Punk adelantado, Vénichka era la irrisión, la dimisión personificada. En esto difería de los disidentes, que se obstinaban en creer en un porvenir y en el poder de la verdad. A distancia, a una distancia de cuarenta años, todo esto ha embrollado un poco, y desde luego los under leían a los disidentes, divulgaban sus escritos, pero salvo raras excepciones no corrían los mismos riesgos ni, sobre todo, profesaban la misma fe. Solzhenitsyn era para ellos una especie de estatua del Comendador, con la que por suerte no había posibilidades de asociarse: vivía en provincias, en Riazán, trabajaba día y noche, sólo trataba con los antiguos zeks, cuyos testimonios recogía con inmensas precauciones, y en ellos se basa Archipiélago Gulag. No conocía el mundillo gregario, efusivo, guasón, cuyo ídolo era Vénichka Yeroféiev y cuya estrella ascendente era Édichka Limónov, y si lo hubiese conocido lo habría despreciado. Su determinación, su coraje tenían algo de inhumano, ya que lo que se exigía a sí mismo lo esperaba también de los demás. Consideraba una cobardía escribir sobre cualquier cosa que no fuera los campos: equivalía a acallarlos.

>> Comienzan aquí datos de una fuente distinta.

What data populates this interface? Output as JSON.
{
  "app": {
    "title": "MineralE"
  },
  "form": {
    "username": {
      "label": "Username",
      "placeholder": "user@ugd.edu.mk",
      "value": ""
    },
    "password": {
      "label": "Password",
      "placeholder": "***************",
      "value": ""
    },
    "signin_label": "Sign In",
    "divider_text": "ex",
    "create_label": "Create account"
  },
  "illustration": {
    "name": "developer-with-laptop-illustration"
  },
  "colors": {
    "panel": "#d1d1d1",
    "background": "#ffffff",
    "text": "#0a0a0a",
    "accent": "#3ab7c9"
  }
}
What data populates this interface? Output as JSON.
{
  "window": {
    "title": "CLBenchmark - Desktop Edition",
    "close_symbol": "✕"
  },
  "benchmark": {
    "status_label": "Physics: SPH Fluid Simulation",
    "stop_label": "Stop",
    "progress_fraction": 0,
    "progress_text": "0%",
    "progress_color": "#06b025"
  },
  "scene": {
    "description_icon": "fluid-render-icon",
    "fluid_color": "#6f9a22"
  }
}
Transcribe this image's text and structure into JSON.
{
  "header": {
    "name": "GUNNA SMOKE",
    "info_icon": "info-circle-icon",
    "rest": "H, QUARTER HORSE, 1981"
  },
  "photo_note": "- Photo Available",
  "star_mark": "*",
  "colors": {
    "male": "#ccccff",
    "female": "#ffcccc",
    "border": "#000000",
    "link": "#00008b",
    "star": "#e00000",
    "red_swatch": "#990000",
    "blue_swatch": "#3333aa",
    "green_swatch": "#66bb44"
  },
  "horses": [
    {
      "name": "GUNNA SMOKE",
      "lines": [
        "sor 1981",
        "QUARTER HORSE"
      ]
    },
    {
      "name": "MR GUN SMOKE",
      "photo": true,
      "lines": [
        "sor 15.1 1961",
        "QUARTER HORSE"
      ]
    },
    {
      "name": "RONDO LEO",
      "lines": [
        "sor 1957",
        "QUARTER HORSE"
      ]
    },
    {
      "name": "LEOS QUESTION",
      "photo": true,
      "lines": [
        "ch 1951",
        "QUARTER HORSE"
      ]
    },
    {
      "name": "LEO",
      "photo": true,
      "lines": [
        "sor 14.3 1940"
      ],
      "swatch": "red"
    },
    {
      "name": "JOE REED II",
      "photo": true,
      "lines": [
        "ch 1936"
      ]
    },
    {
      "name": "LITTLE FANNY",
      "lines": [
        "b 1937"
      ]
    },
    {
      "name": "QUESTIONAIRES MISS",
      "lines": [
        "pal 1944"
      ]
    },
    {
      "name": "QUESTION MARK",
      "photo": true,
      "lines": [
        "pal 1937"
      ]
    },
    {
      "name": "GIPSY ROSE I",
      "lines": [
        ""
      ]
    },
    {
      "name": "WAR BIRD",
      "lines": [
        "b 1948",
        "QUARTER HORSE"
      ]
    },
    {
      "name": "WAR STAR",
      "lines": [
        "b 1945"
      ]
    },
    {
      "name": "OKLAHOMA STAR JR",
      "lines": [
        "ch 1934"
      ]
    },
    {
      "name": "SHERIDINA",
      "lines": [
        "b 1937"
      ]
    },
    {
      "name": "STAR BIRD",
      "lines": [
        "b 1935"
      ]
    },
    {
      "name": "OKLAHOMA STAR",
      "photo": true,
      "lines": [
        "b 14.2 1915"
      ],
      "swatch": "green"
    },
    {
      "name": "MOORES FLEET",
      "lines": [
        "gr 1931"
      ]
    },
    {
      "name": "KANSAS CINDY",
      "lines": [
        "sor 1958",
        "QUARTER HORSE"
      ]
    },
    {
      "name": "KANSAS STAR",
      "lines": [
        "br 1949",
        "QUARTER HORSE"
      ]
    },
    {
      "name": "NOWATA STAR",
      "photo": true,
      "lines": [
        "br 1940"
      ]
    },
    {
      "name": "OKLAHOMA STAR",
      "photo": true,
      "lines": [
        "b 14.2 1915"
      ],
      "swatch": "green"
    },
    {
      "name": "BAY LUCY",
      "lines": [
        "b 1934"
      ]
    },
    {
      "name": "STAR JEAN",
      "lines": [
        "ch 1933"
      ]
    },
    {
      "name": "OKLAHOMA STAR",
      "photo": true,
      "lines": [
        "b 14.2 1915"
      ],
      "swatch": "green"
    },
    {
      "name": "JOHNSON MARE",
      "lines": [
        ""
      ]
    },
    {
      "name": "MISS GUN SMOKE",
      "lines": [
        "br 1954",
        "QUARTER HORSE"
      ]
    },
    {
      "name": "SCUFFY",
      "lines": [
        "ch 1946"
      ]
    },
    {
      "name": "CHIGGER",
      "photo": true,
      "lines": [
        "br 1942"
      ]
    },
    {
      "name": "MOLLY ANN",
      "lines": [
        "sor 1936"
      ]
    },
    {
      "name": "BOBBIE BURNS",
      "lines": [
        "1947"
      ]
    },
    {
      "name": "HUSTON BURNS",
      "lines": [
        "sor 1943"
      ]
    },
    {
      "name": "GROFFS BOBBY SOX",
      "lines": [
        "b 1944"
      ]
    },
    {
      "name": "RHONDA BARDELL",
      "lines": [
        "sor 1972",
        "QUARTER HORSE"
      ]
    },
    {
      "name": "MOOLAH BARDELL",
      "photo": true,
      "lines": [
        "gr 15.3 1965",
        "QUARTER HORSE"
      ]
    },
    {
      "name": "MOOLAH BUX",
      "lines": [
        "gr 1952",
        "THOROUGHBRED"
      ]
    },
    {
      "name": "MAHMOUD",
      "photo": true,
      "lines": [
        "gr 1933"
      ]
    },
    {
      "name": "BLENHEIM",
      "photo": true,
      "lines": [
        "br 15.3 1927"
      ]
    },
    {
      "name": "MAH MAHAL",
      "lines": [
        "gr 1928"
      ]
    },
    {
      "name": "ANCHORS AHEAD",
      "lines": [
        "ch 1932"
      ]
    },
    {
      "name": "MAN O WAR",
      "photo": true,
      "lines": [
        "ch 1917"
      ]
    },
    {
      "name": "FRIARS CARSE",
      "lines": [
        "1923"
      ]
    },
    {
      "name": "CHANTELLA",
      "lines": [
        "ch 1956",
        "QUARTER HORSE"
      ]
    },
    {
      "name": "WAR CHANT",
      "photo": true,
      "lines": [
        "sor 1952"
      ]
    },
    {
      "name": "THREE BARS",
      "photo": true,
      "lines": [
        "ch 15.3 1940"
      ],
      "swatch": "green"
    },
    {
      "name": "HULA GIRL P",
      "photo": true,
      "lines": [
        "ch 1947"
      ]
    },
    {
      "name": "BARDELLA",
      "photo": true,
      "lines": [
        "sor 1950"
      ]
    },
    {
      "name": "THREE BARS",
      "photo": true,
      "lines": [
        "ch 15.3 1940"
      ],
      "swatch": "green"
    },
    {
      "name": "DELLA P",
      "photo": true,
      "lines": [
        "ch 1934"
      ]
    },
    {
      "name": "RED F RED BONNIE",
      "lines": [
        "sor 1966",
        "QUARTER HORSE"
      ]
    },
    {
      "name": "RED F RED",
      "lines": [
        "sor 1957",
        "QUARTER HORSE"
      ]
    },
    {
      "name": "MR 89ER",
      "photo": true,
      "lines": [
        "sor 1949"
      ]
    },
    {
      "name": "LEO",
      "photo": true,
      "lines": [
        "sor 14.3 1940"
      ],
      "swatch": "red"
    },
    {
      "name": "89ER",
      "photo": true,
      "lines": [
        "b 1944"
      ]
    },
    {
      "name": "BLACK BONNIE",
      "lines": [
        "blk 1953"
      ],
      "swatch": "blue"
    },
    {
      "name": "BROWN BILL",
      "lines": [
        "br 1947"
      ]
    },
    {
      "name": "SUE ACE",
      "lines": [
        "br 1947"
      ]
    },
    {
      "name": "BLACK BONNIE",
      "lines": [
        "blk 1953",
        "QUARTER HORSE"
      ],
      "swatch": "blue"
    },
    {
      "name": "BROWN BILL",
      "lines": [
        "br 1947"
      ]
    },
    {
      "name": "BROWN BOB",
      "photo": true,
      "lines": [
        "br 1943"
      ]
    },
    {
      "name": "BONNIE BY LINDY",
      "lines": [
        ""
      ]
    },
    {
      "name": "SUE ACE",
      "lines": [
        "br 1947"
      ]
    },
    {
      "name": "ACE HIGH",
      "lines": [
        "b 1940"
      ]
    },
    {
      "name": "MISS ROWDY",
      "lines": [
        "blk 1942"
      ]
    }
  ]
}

En agosto de 1968, unos meses después de mi comida en casa del agregado cultural francés, la Unión Soviética invadió Checoslovaquia, aplastó con un baño de sangre la Primavera de Praga y, para protestar contra esta invasión, un grupo de disidentes tuvo la extravagante audacia de manifestarse en la Plaza Roja. Eran ocho cuyos nombres quiero mencionar: Larisa Bogoraz, Pável Litvínov, Vladímir Dremliuga, Tatiana Bieva, Víctor Fáinberg, Konstantín Babitski, Natalia Gorbanévskaia —que se presentó con su bebé en un cochecito— y Vadim Delaunay. Este último portaba una pancarta en la que había escrito estas palabras: «Por nuestra libertad y por la vuestra». Detenidos de inmediato, los manifestantes fueron condenados a penas de prisión de duración variable: en el caso de Vadim, dos años y medio. Tras su liberación y nuevos conflictos con el KGB, aquel joven con quien tanto me había complacido hablar de Athos, Porthos y Aramis emigró al extranjero. Vivió en París, donde yo, de haberlo sabido, podría haberle reencontrado. Murió allí en 1983, a los treinta y cinco años.